Silent Hive

It has been a difficult summer for the bees in the south of the UK, and for the first time I fear the summer losses more than the winter.

Three of my five  hives have suffered queen failure; the queen has stopped laying abruptly or a new queen has failed to mate. This includes my strong sun hive from last year featured here and my precious log hive featured here. My friends have suffered similar losses.

This is in stark contrast to the 70's when I started beekeeping and echoed by other beekeepers who kept bees before 2000.

"I could expect a success rate of getting queens mated from a sealed cell well in excess of 90%, but since returning to active beekeeping that success rate has dropped alarmingly, in my own experience to 50% or less." Roger Patterson, Beekeeper since 1963 writing in 2006.

"The most common reason for winter loss reported by Scottish beekeepers in 2011-12 was problems with the queen (39%)." The 2012 Scottish Honey Bee Health Surveillance Report.

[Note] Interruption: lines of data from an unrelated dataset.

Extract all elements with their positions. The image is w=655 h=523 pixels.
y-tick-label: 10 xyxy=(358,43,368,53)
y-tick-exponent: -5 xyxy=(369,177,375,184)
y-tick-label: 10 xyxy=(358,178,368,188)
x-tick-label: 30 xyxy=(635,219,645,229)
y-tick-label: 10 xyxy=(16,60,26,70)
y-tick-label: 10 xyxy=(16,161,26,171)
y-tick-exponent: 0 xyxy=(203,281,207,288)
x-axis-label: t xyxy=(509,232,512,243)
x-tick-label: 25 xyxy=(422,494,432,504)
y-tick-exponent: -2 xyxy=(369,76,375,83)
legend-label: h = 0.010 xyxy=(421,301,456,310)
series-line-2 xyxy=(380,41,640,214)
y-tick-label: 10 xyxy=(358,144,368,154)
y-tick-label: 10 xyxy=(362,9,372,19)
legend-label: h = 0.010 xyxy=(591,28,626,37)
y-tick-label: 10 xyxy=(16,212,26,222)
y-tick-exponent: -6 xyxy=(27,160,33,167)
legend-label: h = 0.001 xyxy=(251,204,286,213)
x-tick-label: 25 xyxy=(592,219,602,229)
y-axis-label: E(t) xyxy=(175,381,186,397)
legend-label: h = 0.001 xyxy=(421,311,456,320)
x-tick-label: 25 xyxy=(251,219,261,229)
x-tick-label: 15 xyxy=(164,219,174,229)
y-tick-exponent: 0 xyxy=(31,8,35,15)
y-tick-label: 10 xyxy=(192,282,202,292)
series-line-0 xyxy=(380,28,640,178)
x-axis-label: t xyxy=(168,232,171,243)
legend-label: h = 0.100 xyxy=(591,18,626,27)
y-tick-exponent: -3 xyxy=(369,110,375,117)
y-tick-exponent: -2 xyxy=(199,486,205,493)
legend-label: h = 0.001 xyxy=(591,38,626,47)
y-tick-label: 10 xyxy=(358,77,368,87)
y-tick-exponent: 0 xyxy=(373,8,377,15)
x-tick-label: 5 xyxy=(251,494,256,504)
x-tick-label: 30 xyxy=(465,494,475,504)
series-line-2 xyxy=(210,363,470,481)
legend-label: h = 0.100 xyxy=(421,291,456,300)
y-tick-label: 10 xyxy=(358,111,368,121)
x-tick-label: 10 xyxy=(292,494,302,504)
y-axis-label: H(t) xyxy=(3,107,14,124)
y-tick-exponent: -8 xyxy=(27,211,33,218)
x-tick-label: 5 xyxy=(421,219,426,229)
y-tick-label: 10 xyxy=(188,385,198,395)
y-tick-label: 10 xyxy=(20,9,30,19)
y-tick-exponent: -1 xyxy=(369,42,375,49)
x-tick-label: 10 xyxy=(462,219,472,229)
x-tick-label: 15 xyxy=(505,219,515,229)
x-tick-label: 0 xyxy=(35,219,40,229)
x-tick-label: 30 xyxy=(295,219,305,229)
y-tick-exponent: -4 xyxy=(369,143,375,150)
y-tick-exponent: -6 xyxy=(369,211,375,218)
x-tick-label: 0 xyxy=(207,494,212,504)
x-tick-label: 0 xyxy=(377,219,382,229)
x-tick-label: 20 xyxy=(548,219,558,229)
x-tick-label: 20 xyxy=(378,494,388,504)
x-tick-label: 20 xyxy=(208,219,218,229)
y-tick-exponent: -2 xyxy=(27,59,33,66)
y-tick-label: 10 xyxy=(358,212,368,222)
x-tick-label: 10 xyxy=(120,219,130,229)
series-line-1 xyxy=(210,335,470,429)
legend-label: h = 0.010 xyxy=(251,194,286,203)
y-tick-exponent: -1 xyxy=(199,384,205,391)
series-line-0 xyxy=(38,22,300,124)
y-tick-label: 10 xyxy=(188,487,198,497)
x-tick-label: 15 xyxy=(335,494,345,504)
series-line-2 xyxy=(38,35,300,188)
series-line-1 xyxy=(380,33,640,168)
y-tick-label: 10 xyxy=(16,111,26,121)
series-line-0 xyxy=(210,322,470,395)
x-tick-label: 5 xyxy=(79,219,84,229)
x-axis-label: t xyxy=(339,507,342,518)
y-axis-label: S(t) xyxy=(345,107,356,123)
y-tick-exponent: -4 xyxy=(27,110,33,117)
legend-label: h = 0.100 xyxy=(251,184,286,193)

I could reference many more.

Possible causes I have seen include:
  • Miticides used by many beekeepers in the hive making male bees (drones) infertile
  • Culling of drones pupae by beekeepers to suppress mites 
  • Navigation of queens during mating disrupted (pesticides or phone masts near mating zones)
  • Beekeepers weakening bees by preventing natural selection (queen wing clipping, insemination)
  • Long term diet of pesticides and fungicides affecting the queen and drone fertility
  • Poorer diet as food sources becomes less diverse
  • Imported races of bees not suitable for our climate
The cause is probably all of the above and some more,  but the poor summer of 2015 has exposed that many parts of the UK are increasingly becoming unsuitable for bees. What a contrast to old world of Mr Pettigrew:

"The best swarms last year (1874, which was not a very good one) rose to 100 lbs each ... One belonging to Mr Gordon rose to 164lb. Swarms belonging to other bee-keepers rose to 128lb,126lb,120lb.109,104lb. Mr George Campbell got 4 swarms from one hive; their united weight (including the mother hive, which was 93lb) was 373lb" - 'The Handy Book of Bees' by A Pettigrew 1875 pages 54/55:
Queens who live for over 3 years now have a diet contaminated pesticides and fungicides on a scale not seen before. Neonicotinoids are just one of an arsenal of chemicals used to manufacture food. This was brought home to me by my friend Brock who after 5 years of converting a conventional farm to a biodynamic farm  is only now seeing fungi grow and the structure of his soil improve. Bees need pollen to ferment to make protein rich bee bread - it cannot do this if it contains fungicide.

Modern agriculture is constantly fighting nature to produce more food in a one way relationship, but long term only mutually supporting relationships are sustainable.

A wise man once said, “The quieter you become, the more you can hear.” I feel the quietness of my log hive, it is so loud.


Lindy said...

My thoughts and my prayers are with you Jonathan. For some it is so clear and others remain closed to all the signs of a failure to thrive Earth that is glaring at them.... When you do really try to do what is right and caring for your bees or other animals and things still go wrong it feels so devastating. We can't give up though can we?

Jonathan said...

Thanks Lindy - You are right, we can't give up. Bees have amazing faith in the future. When they swarm in one thrilling moment they leave everything behind with no thought that they will not find a new home.

In the short time the log hive was with me, many flowers and crops were pollinated, and they pioneered a new home for a swarm next year. It is lined and sealed with propolis and smells just right, they will come again if we have faith.

I will look for a more suitable location for my bees. I could travel just 10 miles south and find an area less affected by modern pressures. My concern, which I think you share, is that this sort of thought is departure from the past.